My first serious doubts about Tesla didn’t stem from missed schedules, I’ve been guilty of too many of these, they’re part of tech life. What seriously worried me was a July 2016 visit to Tesla’s manufacturing plant in Fremont, California. In taking delivery of my wife’s Model S, we were treated to a group tour of the site. Everyone marveled at the robot porn, at the activity on the assembly line, at the endless stores of spare parts piled to the ceiling.
Everyone but yours truly.
I couldn’t help check off the sins against the “Toyota Bible”, prescriptions for car manufacturers that are lucidly detailed in The Machine That Changed The World (a great and, in parts, sad read). In particular, one mustn’t stockpile parts on the floor, they must be fed in small quantities at small time intervals. If a part has a problem, only a small quantity needs to be shipped back to the supplier who can inspect, correct, and quickly adjust their own production process.
Jean-Louis Gassée
Sounds like the Tesla myth is starting to crack. From random firings to handmade parts in a plant that is supposed to be automated, and now the company has missed production goals for the Model 3 – by a lot! Somebody in their management team should really look up ‘Lean manufacturing’ when they’re not being yelled at by Elon Musk.

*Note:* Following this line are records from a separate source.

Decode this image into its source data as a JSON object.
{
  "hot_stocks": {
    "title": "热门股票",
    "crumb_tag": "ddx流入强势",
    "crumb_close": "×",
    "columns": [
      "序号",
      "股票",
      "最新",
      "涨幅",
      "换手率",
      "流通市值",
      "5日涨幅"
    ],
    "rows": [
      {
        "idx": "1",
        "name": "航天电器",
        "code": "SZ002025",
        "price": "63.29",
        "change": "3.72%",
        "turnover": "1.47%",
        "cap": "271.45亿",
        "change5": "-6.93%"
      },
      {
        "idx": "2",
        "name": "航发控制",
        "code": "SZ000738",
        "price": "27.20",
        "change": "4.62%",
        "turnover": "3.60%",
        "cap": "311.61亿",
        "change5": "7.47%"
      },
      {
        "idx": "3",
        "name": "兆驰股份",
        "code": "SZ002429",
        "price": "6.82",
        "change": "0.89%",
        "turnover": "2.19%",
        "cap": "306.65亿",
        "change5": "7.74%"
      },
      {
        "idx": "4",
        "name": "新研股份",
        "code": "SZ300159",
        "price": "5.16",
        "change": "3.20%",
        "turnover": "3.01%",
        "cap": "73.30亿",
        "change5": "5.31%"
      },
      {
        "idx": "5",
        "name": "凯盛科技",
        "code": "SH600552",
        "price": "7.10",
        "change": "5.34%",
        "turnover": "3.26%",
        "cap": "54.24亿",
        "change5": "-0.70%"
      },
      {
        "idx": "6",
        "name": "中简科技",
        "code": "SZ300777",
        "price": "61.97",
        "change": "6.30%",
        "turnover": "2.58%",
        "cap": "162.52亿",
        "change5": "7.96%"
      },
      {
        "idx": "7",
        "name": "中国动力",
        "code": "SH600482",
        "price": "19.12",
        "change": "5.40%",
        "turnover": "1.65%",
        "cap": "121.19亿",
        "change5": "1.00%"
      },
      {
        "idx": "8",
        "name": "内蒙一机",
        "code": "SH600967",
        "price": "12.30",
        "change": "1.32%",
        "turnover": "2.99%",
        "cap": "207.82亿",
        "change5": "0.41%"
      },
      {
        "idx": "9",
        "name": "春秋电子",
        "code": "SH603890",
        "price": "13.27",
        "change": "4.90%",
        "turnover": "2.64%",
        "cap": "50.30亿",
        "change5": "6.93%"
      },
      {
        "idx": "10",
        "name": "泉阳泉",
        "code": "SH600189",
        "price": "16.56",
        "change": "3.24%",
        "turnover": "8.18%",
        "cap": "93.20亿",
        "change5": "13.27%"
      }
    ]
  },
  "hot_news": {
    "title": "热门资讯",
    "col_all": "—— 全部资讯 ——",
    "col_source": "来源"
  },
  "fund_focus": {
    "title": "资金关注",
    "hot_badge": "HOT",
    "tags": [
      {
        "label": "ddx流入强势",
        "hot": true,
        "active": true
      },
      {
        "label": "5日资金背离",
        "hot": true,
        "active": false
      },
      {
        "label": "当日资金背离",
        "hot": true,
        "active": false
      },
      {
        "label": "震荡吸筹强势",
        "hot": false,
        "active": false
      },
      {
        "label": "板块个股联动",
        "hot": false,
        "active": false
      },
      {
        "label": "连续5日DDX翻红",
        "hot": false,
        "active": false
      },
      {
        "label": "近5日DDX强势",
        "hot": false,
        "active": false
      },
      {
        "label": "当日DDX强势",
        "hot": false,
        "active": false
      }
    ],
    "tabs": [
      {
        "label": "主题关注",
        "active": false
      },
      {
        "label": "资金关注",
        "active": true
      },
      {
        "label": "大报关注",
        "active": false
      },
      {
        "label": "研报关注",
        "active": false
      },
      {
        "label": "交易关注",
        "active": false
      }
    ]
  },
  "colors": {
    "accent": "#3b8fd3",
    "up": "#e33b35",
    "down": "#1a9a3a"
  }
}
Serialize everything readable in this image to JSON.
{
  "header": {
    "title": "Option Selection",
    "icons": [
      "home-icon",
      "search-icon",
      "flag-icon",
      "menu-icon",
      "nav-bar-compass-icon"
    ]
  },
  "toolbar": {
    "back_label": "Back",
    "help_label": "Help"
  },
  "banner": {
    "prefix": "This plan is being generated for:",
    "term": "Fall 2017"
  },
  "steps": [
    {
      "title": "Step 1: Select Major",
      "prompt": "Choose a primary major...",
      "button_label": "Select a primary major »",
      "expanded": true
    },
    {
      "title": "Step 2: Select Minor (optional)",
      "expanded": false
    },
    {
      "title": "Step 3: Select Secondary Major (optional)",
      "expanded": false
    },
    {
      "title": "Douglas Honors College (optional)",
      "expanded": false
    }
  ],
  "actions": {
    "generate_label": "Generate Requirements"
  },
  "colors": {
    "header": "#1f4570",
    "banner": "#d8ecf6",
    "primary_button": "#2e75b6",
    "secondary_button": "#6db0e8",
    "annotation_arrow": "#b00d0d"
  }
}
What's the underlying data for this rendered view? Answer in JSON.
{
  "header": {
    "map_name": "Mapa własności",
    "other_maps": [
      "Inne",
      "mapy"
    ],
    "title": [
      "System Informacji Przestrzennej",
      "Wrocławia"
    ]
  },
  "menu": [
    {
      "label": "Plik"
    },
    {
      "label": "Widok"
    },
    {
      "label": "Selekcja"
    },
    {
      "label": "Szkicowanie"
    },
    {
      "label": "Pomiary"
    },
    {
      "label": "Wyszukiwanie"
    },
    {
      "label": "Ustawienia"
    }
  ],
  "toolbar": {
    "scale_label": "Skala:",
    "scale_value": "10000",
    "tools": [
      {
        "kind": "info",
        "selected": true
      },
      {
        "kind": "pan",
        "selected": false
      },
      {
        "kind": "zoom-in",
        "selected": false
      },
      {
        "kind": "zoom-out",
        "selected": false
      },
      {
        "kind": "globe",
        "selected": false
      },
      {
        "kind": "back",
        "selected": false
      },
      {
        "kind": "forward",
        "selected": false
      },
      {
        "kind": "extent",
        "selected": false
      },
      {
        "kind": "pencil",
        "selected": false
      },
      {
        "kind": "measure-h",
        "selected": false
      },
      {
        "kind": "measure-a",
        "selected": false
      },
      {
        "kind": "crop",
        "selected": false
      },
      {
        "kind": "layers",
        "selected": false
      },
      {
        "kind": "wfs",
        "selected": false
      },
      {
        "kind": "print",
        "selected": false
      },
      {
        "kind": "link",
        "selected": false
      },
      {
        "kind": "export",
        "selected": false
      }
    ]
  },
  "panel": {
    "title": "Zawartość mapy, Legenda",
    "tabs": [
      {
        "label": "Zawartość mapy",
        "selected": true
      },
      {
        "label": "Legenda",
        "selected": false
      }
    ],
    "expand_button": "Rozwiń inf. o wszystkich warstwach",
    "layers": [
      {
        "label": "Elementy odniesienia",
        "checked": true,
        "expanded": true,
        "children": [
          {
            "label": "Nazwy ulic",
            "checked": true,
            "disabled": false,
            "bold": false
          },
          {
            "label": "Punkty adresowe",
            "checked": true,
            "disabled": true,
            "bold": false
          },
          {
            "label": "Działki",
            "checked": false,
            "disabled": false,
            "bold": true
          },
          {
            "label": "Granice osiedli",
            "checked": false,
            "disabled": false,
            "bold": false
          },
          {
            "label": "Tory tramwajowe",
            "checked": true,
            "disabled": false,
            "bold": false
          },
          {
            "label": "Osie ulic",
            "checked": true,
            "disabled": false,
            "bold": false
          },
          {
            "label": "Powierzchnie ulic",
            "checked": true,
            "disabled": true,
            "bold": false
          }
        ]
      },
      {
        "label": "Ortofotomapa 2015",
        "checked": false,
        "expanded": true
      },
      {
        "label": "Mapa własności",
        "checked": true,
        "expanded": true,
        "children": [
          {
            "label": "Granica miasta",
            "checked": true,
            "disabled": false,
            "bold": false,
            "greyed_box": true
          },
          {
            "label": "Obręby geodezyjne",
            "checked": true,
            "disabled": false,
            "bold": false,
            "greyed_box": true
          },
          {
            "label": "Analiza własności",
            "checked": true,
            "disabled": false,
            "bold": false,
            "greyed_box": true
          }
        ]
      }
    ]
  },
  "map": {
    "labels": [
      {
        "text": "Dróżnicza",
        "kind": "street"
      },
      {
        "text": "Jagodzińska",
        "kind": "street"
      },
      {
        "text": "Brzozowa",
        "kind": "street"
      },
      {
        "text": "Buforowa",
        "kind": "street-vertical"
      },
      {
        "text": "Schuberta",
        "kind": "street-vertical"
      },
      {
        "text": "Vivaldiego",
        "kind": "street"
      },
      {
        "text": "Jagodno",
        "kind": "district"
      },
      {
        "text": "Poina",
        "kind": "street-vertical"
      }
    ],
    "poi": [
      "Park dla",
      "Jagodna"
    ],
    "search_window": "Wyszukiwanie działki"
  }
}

This doesn’t make me any more confident that Musk’s other high-profile bet, SpaceX, can deliver on their plans for future space launches.
But perhaps Tesla’s greatest challenge isn’t within the company. It’s the “Mary and Carlos” threat. Mary Bara is GM’s CEO; Carlos Ghosn is the emperor of the Renault-Nissan-Mitsubishi-Avtovaz conglomerate that recently jumped to the #1 position in the auto industry. Both industry chieftains now wield credible competitors to Tesla’s Model 3: the Chevy Bolt and the newer Nissan Leaf. The Bolt is in production, I see it in parking lots around Palo Alto, and the newer Nissan Leaf, promised for early 2018, succeeds the unsung, world’s best-selling electric car, the “older” Leaf introduced in 2010.
Hmm, almost exactly what I wrote on the blog a year and a half ago about the Model 3. For many consumers, a less than perfect product available today matters more than promises about amazing products in an uncertain future. Maybe Musk should learn to stop overpromising what he obviously can’t deliver.